「ふ~間に合った…」とミモロがやってきたのは、鞍馬口にある日蓮宗本山の「妙覺寺」です。ここでは5月31日まで新緑の特別拝観が行われています。
「何度もこのお寺の前、通ったことあるけど、参拝してことなかった~」とこの日ミモロは初めて境内へ。
「広い境内・・・大きなお寺だね~」キョロキョロ。
ここは日蓮宗の本山で、洛中法華二十一ヶ寺本山のひとつなのです。室町時代の創建で、この場所には、豊臣秀吉によって、二条衣棚のそばから移転し、4回目の移転になります。
実は、その少し前の時代、この寺は織田信長の京都における宿所で、信長は上洛した折、なんと18回もここに宿泊。本能寺は3回宿泊して、その最後が「本能寺の変」になりました。信長の異変を知るや、その子、信忠はここから光秀を討つために移動し、戦死します。
「え~もし信長が、いつものようにここに宿泊してたら本能寺の変は起きなかったのかも…。でも妙覺寺の変になってたかなぁ~?」とミモロ。
ともかく両寺院とも日蓮宗のお寺です。京都では、天文年間、宗派間の紛争が激しく、日蓮宗は、かつて天台宗の比叡山の宗従らに洛中二十一本山がことごとく焼き討ちされた歴史が。一方信長は、比叡山を焼き討ちしました。そう考えると、信長が京都の宿所として安心して過ごせるのは、再建された日蓮宗のお寺だったことが伺えます。
さて、まずは参拝しましょう。
受付で800円の拝観料を納め、中へと進みます。
お寺には、数人の参拝者…「はい、とてもゆっくりおすごしいただけますよ~」と受付の方。
「へぇ~中庭も立派だね~」
そして拝観順路に従ってお座敷へ。
窓からは、外の緑がまるで絵のように見えます。
そこには、この寺で信長によって行われた茶会の料理を再現した写真も展示されていました。
「わ~ご馳走がいっぱい~それにすごくヘルシーな感じ~きっと美味しかったね~」とじっと見つめるミモロです。
別の座敷には、お寺の様子を案内するビデオが…ここは休憩室で、椅子も用意されていました。
さぁ、庭を拝見しましょう。
「うわ~広いお庭なんだ~」と、ミモロの目の前に緑の世界が広がります。
緑の苔が地面を埋め尽くし、そして楓の木が新緑の葉を茂らせる、まさに緑の世界です。
「法姿園」と名付けられた庭で、そばの説明書によると、「日蓮宗の庭は特に定義がなく、いわゆる紅葉を植えただけの「自然庭園」です」と。
あるがままの姿を素晴らしいという教えに通じるそう。
禅宗の枯山水庭園や浄土宗の西方浄土を表す庭園のように、そこにある石や木をいろいろなものに見立てるのではなく、ただその姿を見ればいいということでしょう。
ミモロもしばらくその庭に向かいます。
「新緑がキレイだね~風が気持ちいいね~」だれも周りにいないことを確認し、そっとマスクを外し、深く息を吸い込みます。

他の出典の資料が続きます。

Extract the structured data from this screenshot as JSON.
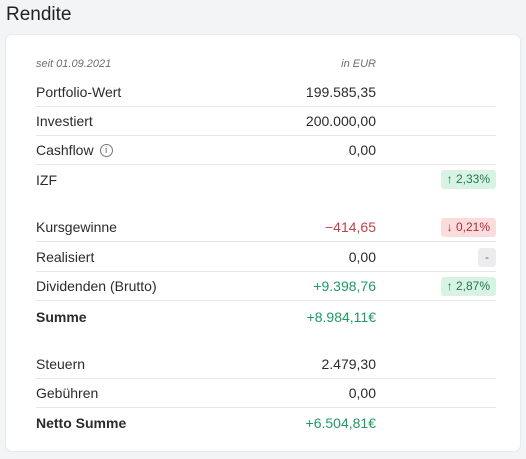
{
  "title": "Rendite",
  "header": {
    "date_label": "seit 01.09.2021",
    "currency_label": "in EUR"
  },
  "rows": {
    "portfolio_wert": {
      "label": "Portfolio-Wert",
      "value": "199.585,35"
    },
    "investiert": {
      "label": "Investiert",
      "value": "200.000,00"
    },
    "cashflow": {
      "label": "Cashflow",
      "value": "0,00",
      "info_icon": "i"
    },
    "izf": {
      "label": "IZF",
      "badge": "↑ 2,33%"
    },
    "kursgewinne": {
      "label": "Kursgewinne",
      "value": "−414,65",
      "badge": "↓ 0,21%"
    },
    "realisiert": {
      "label": "Realisiert",
      "value": "0,00",
      "badge": "-"
    },
    "dividenden": {
      "label": "Dividenden (Brutto)",
      "value": "+9.398,76",
      "badge": "↑ 2,87%"
    },
    "summe": {
      "label": "Summe",
      "value": "+8.984,11€"
    },
    "steuern": {
      "label": "Steuern",
      "value": "2.479,30"
    },
    "gebuehren": {
      "label": "Gebühren",
      "value": "0,00"
    },
    "netto_summe": {
      "label": "Netto Summe",
      "value": "+6.504,81€"
    }
  },
  "colors": {
    "positive": "#1e9b63",
    "negative": "#c2414b",
    "badge_up_bg": "#d8f3e4",
    "badge_down_bg": "#fbdcdd"
  }
}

「ここにいると、コロナで大変な世の中が嘘みたい…別世界だね~」と、だれもいないお寺で心を鎮めるミモロです。
この新緑の特別拝観は5月31日まで。
そして次の特別拝観は、秋の紅葉シーズンだそう。「秋になったら、また来よう~そのころは、きっとコロナも収束してるね~」と、それを期待するミモロです。